Bushwalker groups must be self-contained and carry all the gear they need to camp out at all times and in any conditions (e.g. tent, sleeping pad, sleeping bag etc), in case there is no room in the huts, or they are delayed reaching the huts due to unexpected conditions (e.g. poor weather, injury). Check your gear accordingly.
Use in field Using huts in the field
Most huts used by bushwalkers in Australia work on a first-come-first-serve-basis, whereby visitors simply show up and take pot-luck as to whether or not they get a bed. This means that bushwalkers will generally carry a lightweight shelter as a backup.
Huts usually have a designated sleeping area (usually bunk beds), where people can roll out their sleeping bags. Some huts have mattresses provided, whereas others are simply wooden structures, so bushwalkers will need to carry in a sleeping mat.
There is usually a log book and information sheet in the entrance area or on the dining table. The logbook not only provides a historical record of who has visited, but it also is also an important record for search and rescue authorities in an emergency. Fill in the logbook with details of your party and your trip intentions. If the logbook is full, contact land managers when you get home and request a replacement.
The Kosciuszko huts association has a good summary information for visitors here:
Care & Maintenance Caring for huts
Huts are there for everyone to use, and guests are expected to behave courteously to others and make new guests feel welcome.
In general, users are expected to follow these guidelines:
- Share the facilities with other visitors and make new visitors feel welcome.

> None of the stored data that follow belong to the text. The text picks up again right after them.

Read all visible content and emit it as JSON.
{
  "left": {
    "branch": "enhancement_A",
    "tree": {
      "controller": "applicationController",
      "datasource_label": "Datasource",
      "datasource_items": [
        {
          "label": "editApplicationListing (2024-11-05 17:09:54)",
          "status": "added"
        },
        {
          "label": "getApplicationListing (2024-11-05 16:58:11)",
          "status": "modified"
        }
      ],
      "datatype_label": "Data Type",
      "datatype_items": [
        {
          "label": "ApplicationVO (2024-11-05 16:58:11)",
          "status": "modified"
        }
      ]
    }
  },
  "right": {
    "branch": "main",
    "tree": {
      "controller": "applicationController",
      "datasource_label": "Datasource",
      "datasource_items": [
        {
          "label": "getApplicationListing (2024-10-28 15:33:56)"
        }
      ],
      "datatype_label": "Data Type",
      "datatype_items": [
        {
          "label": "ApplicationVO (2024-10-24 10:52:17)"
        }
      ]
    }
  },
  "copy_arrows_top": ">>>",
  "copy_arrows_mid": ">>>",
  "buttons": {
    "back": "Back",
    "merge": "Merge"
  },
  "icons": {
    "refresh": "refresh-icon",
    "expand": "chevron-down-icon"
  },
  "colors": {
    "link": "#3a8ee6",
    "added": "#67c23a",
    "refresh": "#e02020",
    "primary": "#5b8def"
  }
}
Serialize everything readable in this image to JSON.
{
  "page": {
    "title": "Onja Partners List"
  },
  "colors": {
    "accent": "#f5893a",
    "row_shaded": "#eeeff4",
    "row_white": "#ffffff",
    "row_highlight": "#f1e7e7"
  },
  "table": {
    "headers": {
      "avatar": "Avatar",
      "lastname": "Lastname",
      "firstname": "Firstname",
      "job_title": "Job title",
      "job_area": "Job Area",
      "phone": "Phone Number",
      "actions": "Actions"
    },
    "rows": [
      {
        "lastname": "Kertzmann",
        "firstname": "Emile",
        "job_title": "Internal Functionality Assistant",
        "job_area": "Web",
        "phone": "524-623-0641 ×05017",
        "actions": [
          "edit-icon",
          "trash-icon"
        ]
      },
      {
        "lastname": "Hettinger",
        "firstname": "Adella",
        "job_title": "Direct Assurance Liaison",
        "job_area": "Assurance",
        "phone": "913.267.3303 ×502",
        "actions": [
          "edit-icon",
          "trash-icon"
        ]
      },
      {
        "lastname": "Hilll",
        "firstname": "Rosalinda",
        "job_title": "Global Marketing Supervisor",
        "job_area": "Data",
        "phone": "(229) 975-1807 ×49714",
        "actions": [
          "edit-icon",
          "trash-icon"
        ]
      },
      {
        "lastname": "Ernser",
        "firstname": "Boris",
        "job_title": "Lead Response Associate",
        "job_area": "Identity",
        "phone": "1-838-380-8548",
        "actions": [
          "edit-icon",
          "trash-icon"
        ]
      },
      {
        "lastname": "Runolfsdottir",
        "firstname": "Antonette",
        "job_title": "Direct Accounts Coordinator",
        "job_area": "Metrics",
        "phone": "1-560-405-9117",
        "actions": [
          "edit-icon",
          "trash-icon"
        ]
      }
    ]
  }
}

- Keep fires small. Never leave a lit fire unsupervised. Make sure that the fire is completely out before leaving.
- Replenish firewood: huts provide refuge for visitors, and there is a culture that current visitors restock wood, kindling and match supplies for future visitors to enjoy.
- When cooking, use gas stoves outside, and away from any materials that could ignite with a flare up. Carbon monoxide poisoning can occur if stoves are used in closed areas without good airflow. Some huts are gas stove only. If you can, use a gas stove to reduce wood consumption directly around the hut.
- Report any hut damage (e.g. leaks, cracks etc.) to land managers upon your return.
- Use pit toilets if provided. If not available, find an appropriate place 100 away from the hut or water supplies.
- Use tank water sparingly. If collecting water from a source nearby, collect upstream and purify if necessary.
- Carry out all rubbish, sweep and clean up hut before leaving. Do not leave any food behind as this encourages animals.
Selection Choosing a hut
The Kosciuszko Huts Association (KHA) is a great starting point for getting information about possible hut use for bushwalking trips. The website has up to date information on hut condition and size. Use this to double check that it will meet your party’s needs.
Some things to consider include:
Is the hut near the track or will you have to detour significantly? Will this impact upon route planning?
Facilities and access
Use photos to check what facilities are available at the hut and that access will work for you and your group. Some huts have pit toilets, while others require guests to go away from the hut. For people with mobility restrictions, check critical issues including things like that rooms have minimal steps and bathrooms are wide enough to access. Likewise for other types of impairments or disabilities within your group.